Ms. Marques then asked Mr. Woolery about the complaint brought by the FTC against Meta under Section 2 of the Sherman Act in connection with its acquisitions of Instagram and WhatsApp, which alleges that the acquisitions violated Section 2, and asked why the case was brought, its current status and how, if it all, the case informed the 2023 Merger Guidelines. Mr. Woolery replied that the case was brought against Meta owing to a concern that Meta acquired these companies to neutralize competitive differences between itself and those firms. He added that Meta’s continued control of Instagram and WhatsApp makes it harder for nascent and potential rivals to enter and build scale around photo sharing and messaging. With respect to the status of the case, Mr. Woolery stated that the summary judgment briefing is ongoing and is scheduled to end August 9th. As to the question of how the case may have informed the Merger Guidelines and FTC priorities, he stated that it is not prudent to draw strong inferences as the case was brought under Section 2 of the Sherman Act, whereas the guidelines focus on Section 7 of the Sherman Act. Mr. Banasevic added that increasingly ex-post enforcement is being used to look at past merger activity.

Google Ad Tech Case

Mr. Guarnera provided insight into the DOJ’s approach to defining the relevant product markets in the DOJ’s Google Ad Tech case. He stated the DOJ’s goal when defining a relevant product market is to capture how markets work. Accordingly, in any market definition exercise, they ask how competition occurs. In the Google case, he stated that the DOJ alleged that Google monopolized three distinct markets, but because these products are not as familiar to the average person, the complaint took the space to describe how the relevant markets work and relied heavily on diagrams.

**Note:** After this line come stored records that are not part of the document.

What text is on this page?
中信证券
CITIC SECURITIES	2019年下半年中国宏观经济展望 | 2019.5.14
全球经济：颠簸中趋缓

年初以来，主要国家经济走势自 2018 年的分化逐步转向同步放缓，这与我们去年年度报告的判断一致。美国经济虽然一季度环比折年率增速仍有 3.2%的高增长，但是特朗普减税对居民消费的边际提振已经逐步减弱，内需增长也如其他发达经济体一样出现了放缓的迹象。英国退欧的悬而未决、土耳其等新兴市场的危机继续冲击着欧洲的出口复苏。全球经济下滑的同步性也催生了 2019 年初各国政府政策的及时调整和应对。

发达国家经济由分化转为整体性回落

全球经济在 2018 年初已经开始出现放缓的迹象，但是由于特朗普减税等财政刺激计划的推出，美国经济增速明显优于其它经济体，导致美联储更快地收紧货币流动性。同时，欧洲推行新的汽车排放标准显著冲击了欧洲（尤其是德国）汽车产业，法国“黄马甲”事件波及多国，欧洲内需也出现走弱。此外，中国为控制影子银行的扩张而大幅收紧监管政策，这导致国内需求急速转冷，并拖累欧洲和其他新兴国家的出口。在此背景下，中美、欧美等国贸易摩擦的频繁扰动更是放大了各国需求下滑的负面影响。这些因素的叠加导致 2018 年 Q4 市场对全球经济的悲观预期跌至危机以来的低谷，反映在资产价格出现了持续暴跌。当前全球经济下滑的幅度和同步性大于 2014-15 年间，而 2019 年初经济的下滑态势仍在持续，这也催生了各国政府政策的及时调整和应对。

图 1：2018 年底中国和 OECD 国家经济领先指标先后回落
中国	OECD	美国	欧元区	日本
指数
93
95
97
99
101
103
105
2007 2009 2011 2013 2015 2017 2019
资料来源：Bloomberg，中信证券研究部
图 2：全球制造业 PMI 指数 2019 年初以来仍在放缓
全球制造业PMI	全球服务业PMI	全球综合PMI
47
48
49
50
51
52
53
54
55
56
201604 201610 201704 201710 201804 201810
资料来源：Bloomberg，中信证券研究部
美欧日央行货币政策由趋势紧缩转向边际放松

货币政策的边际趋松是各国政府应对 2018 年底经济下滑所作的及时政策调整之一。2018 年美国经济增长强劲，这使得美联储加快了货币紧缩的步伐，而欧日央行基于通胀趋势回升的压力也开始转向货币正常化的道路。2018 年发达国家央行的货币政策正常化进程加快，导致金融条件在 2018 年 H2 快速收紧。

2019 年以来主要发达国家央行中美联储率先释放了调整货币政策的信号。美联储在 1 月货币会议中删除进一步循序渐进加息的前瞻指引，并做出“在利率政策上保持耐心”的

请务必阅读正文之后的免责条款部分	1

Ecosystem Theories of Harm

Ms. Caffara stressed that some of the current thinking surrounding markets is outdated and stated that enforcers must adapt to the realities of today’s markets. In particular, she noted that product markets in the context of platforms should not be defined narrowly as platforms have a constellation of assets and capabilities. Rather, enforcers should instead be considering the broader ecosystems.

Final Takeaways

The program concluded with each of the speakers briefly sharing their final takeaways.

  • Mr. Woolery’s two key takeaways for practitioners were that (1) enforcers are quickly getting up to speed on how competition in digital markets works and are constantly refining and expanding their expertise; and (2) enforcers are not afraid to apply their old toolbox to new cases.
  • Mr. Banasevic’s key takeaway for the audience was that the DMA is extensive in its breadth and application.
  • Ms. Caffara’s key takeaway was that while many jurisdictions are following the European Commission’s suit in proposing and enacting DMA-like legislation, such legislation is unlikely to achieve transformative enforcement results, at least in its current form.
  • Mr. Guarnera’s final takeaway was that the U.S. v. Microsoft case helped unleash digital competition in a variety of markets. That enforcement action helped ensure a new generation could make and create new devices. He added that innovators deserve the same opportunities to compete on their merits and to use their hard work to create the next generation of technologies.